Janus

There are two women who live across the bayou who are both 95 years old. Both of them walk every day. Both of them live alone. But that is where the similarity stops. One is active with the church and is constantly engaged in some church activity, bible class. I remember right after Katrina she told me the reason that we had been spared – those of us right on the bayou – is because of her, with a nod to the Virgin Mary, whose statue is in a grotto on Esplanade Avenue. She told me she went every day to give her thanks after the levees broke.

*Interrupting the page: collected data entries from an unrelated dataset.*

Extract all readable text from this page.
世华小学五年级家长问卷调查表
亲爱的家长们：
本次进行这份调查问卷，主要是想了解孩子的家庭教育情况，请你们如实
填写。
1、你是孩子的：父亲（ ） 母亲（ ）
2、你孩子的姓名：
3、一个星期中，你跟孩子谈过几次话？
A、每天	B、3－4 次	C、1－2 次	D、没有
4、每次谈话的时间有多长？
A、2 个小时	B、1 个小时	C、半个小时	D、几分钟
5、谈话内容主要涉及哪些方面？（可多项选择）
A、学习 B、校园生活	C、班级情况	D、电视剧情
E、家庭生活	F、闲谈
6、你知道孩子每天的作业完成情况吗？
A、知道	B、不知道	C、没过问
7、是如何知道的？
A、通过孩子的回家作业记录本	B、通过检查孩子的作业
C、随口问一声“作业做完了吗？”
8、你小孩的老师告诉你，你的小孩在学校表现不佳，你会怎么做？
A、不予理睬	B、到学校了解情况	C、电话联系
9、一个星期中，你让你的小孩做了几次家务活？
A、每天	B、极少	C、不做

I was speaking to the other one recently because she is the one who is always filled with interesting tidbits about being born on the bayou and how it has changed over the years. It’s through my conversations with her that I see a picture of what the bayou looked like at the turn of the last century. So when I asked her if I could interview her, she laughed and said why would anyone be interested in me except for I might live to be 100. She was sporting a new aluminum cane with four legs that the bus driver for the school had given her (it wasn’t as stylish as the wooden cane she normally walked with but seemed more sturdy). She was also wearing a smock that was badly in need of washing and I thought about how the senses are what really confuse you when you’re older. She said, “My mother lived to 103, right next door.”

When I asked to interview the other, she had told me no, she was disinclined to talk to anyone as she had no use for history. She doesn’t want to even engage in small talk about history as she had just told someone from the church. “I’m not one to reminisce, I have no interest in history of any proportion,” she said.